3. 「給付付き税額控除」の仕組みとは?
給付付き税額控除とは、所得税から一定額を差し引く「税額控除」と、現金を直接支給する「給付」という2つの仕組みを組み合わせた制度です。
この制度の大きな特徴は、本来納めるべき所得税額よりも税額控除額のほうが大きい場合に、控除しきれなかった差額分が現金で給付される点にあります。
この仕組みによって、所得が少なく納税額が低い方々や、所得が基準を下回り所得税が非課税となっている世帯にも、経済的な支援が行き届くように設計されています。

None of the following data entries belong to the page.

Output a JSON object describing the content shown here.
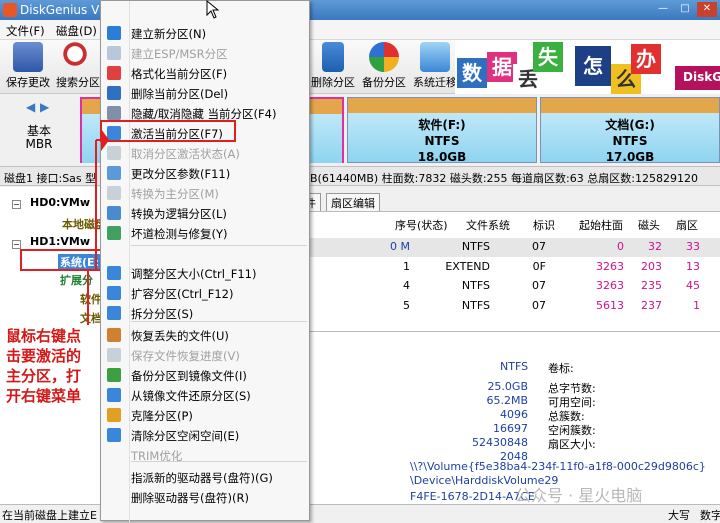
{
  "titlebar": {
    "title": "DiskGenius V5",
    "min": "—",
    "max": "□",
    "close": "✕"
  },
  "menubar": {
    "file": "文件(F)",
    "disk": "磁盘(D)"
  },
  "toolbar": {
    "save": "保存更改",
    "search": "搜索分区",
    "delete": "删除分区",
    "backup": "备份分区",
    "migrate": "系统迁移"
  },
  "banner": {
    "chars": [
      "数",
      "据",
      "丢",
      "失",
      "怎",
      "么",
      "办"
    ],
    "brand": "DiskGe"
  },
  "diskmap": {
    "nav_prev": "◀",
    "nav_next": "▶",
    "basic_line1": "基本",
    "basic_line2": "MBR",
    "partitions": [
      {
        "name": "软件(F:)",
        "fs": "NTFS",
        "size": "18.0GB"
      },
      {
        "name": "文档(G:)",
        "fs": "NTFS",
        "size": "17.0GB"
      }
    ]
  },
  "diskinfo": "磁盘1 接口:Sas  型",
  "diskinfo_right": "B(61440MB) 柱面数:7832 磁头数:255 每道扇区数:63 总扇区数:125829120",
  "tree": {
    "hd0": "HD0:VMw",
    "hd0_child": "本地磁盘",
    "hd1": "HD1:VMw",
    "sys": "系统(E:",
    "ext": "扩展分",
    "soft": "软件",
    "docs": "文档"
  },
  "tabs": {
    "file": "件",
    "sector": "扇区编辑"
  },
  "table": {
    "headers": [
      "序号(状态)",
      "文件系统",
      "标识",
      "起始柱面",
      "磁头",
      "扇区"
    ],
    "rows": [
      {
        "idx": "0 M",
        "fs": "NTFS",
        "id": "07",
        "cyl": "0",
        "head": "32",
        "sec": "33"
      },
      {
        "idx": "1",
        "fs": "EXTEND",
        "id": "0F",
        "cyl": "3263",
        "head": "203",
        "sec": "13"
      },
      {
        "idx": "4",
        "fs": "NTFS",
        "id": "07",
        "cyl": "3263",
        "head": "235",
        "sec": "45"
      },
      {
        "idx": "5",
        "fs": "NTFS",
        "id": "07",
        "cyl": "5613",
        "head": "237",
        "sec": "1"
      }
    ]
  },
  "details": {
    "fs_value": "NTFS",
    "fs_label": "卷标:",
    "values": [
      "25.0GB",
      "65.2MB",
      "4096",
      "16697",
      "52430848",
      "2048"
    ],
    "labels": [
      "总字节数:",
      "可用空间:",
      "总簇数:",
      "空闲簇数:",
      "扇区大小:"
    ],
    "guid_path": "\\\\?\\Volume{f5e38ba4-234f-11f0-a1f8-000c29d9806c}",
    "device_path": "\\Device\\HarddiskVolume29",
    "partial": "F4FE-1678-2D14-A7CE"
  },
  "status": {
    "left": "在当前磁盘上建立E",
    "right": "大写",
    "right2": "数字"
  },
  "context_menu": {
    "items": [
      {
        "label": "建立新分区(N)",
        "disabled": false,
        "color": "#2b7dd6"
      },
      {
        "label": "建立ESP/MSR分区",
        "disabled": true,
        "color": "#b8c8d8"
      },
      {
        "label": "格式化当前分区(F)",
        "disabled": false,
        "color": "#e04040"
      },
      {
        "label": "删除当前分区(Del)",
        "disabled": false,
        "color": "#3070c0"
      },
      {
        "label": "隐藏/取消隐藏 当前分区(F4)",
        "disabled": false,
        "color": "#8090a8"
      },
      {
        "label": "激活当前分区(F7)",
        "disabled": false,
        "color": "#3a86d8"
      },
      {
        "label": "取消分区激活状态(A)",
        "disabled": true,
        "color": "#c8d0d8"
      },
      {
        "label": "更改分区参数(F11)",
        "disabled": false,
        "color": "#5a9ad8"
      },
      {
        "label": "转换为主分区(M)",
        "disabled": true,
        "color": "#c8d0d8"
      },
      {
        "label": "转换为逻辑分区(L)",
        "disabled": false,
        "color": "#4a8ad0"
      },
      {
        "label": "坏道检测与修复(Y)",
        "disabled": false,
        "color": "#40a060"
      },
      {
        "label": "调整分区大小(Ctrl_F11)",
        "disabled": false,
        "color": "#3a86d8"
      },
      {
        "label": "扩容分区(Ctrl_F12)",
        "disabled": false,
        "color": "#3a86d8"
      },
      {
        "label": "拆分分区(S)",
        "disabled": false,
        "color": "#3a86d8"
      },
      {
        "label": "恢复丢失的文件(U)",
        "disabled": false,
        "color": "#d08030"
      },
      {
        "label": "保存文件恢复进度(V)",
        "disabled": true,
        "color": "#c8d0d8"
      },
      {
        "label": "备份分区到镜像文件(I)",
        "disabled": false,
        "color": "#3aa040"
      },
      {
        "label": "从镜像文件还原分区(S)",
        "disabled": false,
        "color": "#3a86d8"
      },
      {
        "label": "克隆分区(P)",
        "disabled": false,
        "color": "#e0a020"
      },
      {
        "label": "清除分区空闲空间(E)",
        "disabled": false,
        "color": "#3a86d8"
      },
      {
        "label": "TRIM优化",
        "disabled": true,
        "color": "#f7f7f7"
      },
      {
        "label": "指派新的驱动器号(盘符)(G)",
        "disabled": false,
        "color": "#f7f7f7"
      },
      {
        "label": "删除驱动器号(盘符)(R)",
        "disabled": false,
        "color": "#f7f7f7"
      }
    ]
  },
  "annotation": {
    "lines": [
      "鼠标右键点",
      "击要激活的",
      "主分区，打",
      "开右键菜单"
    ]
  },
  "watermark": "公众号 · 星火电脑",
  "colors": {
    "title": "#3a78c0",
    "highlight": "#e02020",
    "partition_bar": "#e3a64a",
    "partition_body": "#8fd4f0",
    "cyl_value": "#d01090",
    "head_value": "#d01090"
  }
}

所得水準に応じて、受けられる支援の形は主に「税額控除のみ」「税額控除と現金給付」「現金給付のみ」の3つのパターンに分類されます。
具体的な例を使いながら、それぞれのケースについて見ていきましょう。
3.1 【具体例】控除額10万円の場合、所得層でどう変わる?3つのパターンを検証
ケース1:中・高所得層
所得税の納税額が、設定された控除額を上回る層がこのケースに該当します。
- 所得税の納税額:30万円(控除額10万円を上回る場合)
- 適用される内容:控除額の10万円全額が税額控除として、納税額から直接差し引かれます。
- 得られるメリット:実際の納税額が20万円に減り、税負担が軽くなります。
ケース2:低所得層
所得税の納税額が、設定された控除額に満たない層が対象です。
- 所得税の納税額:8万円(控除額10万円に満たない場合)
- 適用される内容:まず納税額8万円分が減税され、納税が不要となります。さらに、控除しきれなかった差額の2万円は現金で給付されます。
- 得られるメリット:所得税の支払いがなくなる上に、2万円の現金を直接受け取れます。
ケース3:非課税世帯
所得が基準額に達しておらず、所得税の納税義務がない世帯が対象となります。
- 所得税の納税額:0円の場合
- 適用される内容:所得税を納めていないため、税額控除は適用されず、控除額の10万円が全額現金で給付されます。
- 得られるメリット:従来の減税措置では恩恵を受けられなかった世帯にも、直接的な経済支援が届くようになります。